This morning saw the publication of Britain’s August job market report. The data showed even more job losses than expected, indicating coronavirus pandemic-inspired layoffs were even worse than feared. Optimism around oil prices and Canada’s economy are helping the Canadian Dollar to push GBP/CAD lower.
Last Week: Rising Risk-Sentiment Supports ‘Loonie’
Rising hopes for that the UK and EU would agree to a Brexit deal helped the Pound strengthen last week, but GBP/CAD was still pushed lower overall by the Canadian Dollar’s advance.
The Canadian Dollar saw a rise in demand throughout the week. The currency benefitted from speculation that US Congress could still pass fiscal stimulus after next month’s US Presidential Election.
These hopes helped prices of oil, Canada’s biggest export. This further boosted CAD.
On top of this, Canada’s economic data continues to impress investors, showing that Canada’s economy remains surprisingly resilient amid the coronavirus pandemic.

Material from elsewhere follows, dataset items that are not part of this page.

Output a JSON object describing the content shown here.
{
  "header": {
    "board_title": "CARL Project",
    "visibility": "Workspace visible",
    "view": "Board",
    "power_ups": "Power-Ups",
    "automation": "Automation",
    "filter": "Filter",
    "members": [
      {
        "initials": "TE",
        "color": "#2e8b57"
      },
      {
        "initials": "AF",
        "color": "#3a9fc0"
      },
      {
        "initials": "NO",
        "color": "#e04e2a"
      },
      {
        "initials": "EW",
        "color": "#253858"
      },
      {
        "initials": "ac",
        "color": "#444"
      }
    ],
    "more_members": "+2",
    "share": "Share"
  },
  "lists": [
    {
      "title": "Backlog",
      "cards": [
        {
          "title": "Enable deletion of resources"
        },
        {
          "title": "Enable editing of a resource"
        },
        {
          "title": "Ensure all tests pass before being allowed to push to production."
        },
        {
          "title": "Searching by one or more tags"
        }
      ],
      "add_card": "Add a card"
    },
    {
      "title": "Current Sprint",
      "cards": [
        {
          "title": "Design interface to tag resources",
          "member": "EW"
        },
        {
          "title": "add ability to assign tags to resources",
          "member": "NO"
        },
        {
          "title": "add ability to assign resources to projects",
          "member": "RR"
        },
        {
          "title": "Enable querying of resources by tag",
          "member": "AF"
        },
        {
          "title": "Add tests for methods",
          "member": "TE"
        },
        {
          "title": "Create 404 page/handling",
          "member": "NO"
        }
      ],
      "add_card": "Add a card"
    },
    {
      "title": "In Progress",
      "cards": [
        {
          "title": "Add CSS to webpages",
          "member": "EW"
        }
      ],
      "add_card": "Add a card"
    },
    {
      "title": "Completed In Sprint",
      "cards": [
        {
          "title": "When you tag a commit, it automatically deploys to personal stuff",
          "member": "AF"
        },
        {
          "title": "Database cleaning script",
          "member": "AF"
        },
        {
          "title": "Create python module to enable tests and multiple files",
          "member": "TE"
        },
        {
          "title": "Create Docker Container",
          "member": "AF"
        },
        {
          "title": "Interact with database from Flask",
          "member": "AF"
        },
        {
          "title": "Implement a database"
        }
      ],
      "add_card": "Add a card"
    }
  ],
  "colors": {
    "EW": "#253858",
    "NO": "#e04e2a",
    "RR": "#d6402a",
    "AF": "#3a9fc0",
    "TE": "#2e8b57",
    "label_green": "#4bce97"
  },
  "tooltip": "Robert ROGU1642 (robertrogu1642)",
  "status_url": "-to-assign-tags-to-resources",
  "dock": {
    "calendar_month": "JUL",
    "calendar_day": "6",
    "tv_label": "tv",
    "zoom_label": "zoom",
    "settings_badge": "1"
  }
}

Three Things to Watch For This Week
- Brexit Developments
Thursday was originally the UK government’s self-imposed Brexit negotiation deadline. If there are any major Brexit developments around this date, the Pound is likely to see huge movement.
- Canadian Manufacturing Sales
The most notable Canadian dataset this week will be published on Friday. Strong Canadian manufacturing data could lead to further Canadian Dollar gains.
- US Political Developments
As November’s US Presidential Election draws closer, shifts in the polls are increasingly likely to influence risk and trade-correlated currencies like the Canadian Dollar.
It’s a quiet week for UK and Canadian data. This leaves the Pound to Canadian Dollar exchange rate reacting to developments in politics, such as Brexit and the US Presidential Election. The coronavirus pandemic will remain influential as well.